9.8 Where to start if you're new¶
For someone landing on the repo for the first time:
- Read the Mental Model — 5 minutes, the elevator pitch
- Run the Getting Started tutorial — 30 minutes, a working buck simulation
- Skim chapters 1-3 of this doc set — 1 hour, the conceptual foundations (MNA + trapezoidal + topology exploitation)

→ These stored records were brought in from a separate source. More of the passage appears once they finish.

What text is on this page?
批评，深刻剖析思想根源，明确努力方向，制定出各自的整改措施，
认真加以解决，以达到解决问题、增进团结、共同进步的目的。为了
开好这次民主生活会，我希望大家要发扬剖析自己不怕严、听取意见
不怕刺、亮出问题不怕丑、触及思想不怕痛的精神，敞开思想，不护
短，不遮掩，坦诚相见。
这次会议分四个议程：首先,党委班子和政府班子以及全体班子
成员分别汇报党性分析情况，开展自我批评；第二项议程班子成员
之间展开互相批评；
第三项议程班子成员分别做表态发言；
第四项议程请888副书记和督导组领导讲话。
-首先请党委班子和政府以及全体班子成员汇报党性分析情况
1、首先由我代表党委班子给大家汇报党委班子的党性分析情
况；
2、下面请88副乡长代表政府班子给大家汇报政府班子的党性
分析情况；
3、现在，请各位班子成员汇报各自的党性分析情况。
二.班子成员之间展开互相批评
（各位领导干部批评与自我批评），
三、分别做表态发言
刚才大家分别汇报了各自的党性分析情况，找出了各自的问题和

- Read chapter 4 — 30 minutes, the PWL cache (the most important architectural idea in Pulsim)
- Pick a layer and read its
core/tests/layer*/test file — the tests are the most concrete documentation of what each layer guarantees - For C++ contributors: pick an OpenSpec proposal from
openspec/changes/archive/and read it cover-to-cover. The proposal + tasks + design + deltas + the merged commits give a complete walkthrough of a feature landing in the kernel.
For Python users:
- The 10 reference projects under
projects/{buck, boost, npc-3phase, mmc, ...}are full working examples - The
python/pulsim/__init__.pydocstring shows the high-levelsimulate()API - The
docs/tutorials/covers six common SMPS topologies step-by-step
9.9 Takeaways¶
- Pulsim is organised into 10 strictly acyclic layers, from Layer 0 (numeric primitives + sparse LU) up to Layer 9 (Python facade + helpers).
- Each layer has its own test binary with 200-15,000 assertions, enforcing isolation and preventing regression.
- Layer separation is enforced at link time via CMake target structure — no back-edges possible.
- The kernel is header-only at the C++ layer (Layer 0-6 + 8):
no
.soto link against, trivial to vendor into other projects. - The chapters 4-7 algorithms (PWL cache + sparse LU + path-based partial refactor) live in Layers 0 and 4; every other layer is plumbing that connects user input to these algorithms.
9.10 Further reading¶
- Layer-by-Layer Internals (the README) — the canonical per-file walkthrough. This chapter is the executive summary; that README is the detail.
- Build System — CMake target composition, dependency declarations, install targets.
- OpenSpec proposals under
openspec/changes/(active) andopenspec/changes/archive/(historical) — the most complete log of "what changed and why" in the Pulsim kernel. - In this doc set — Chapter 10 is the figure index that maps every diagram in this section to the methods paper section that uses it.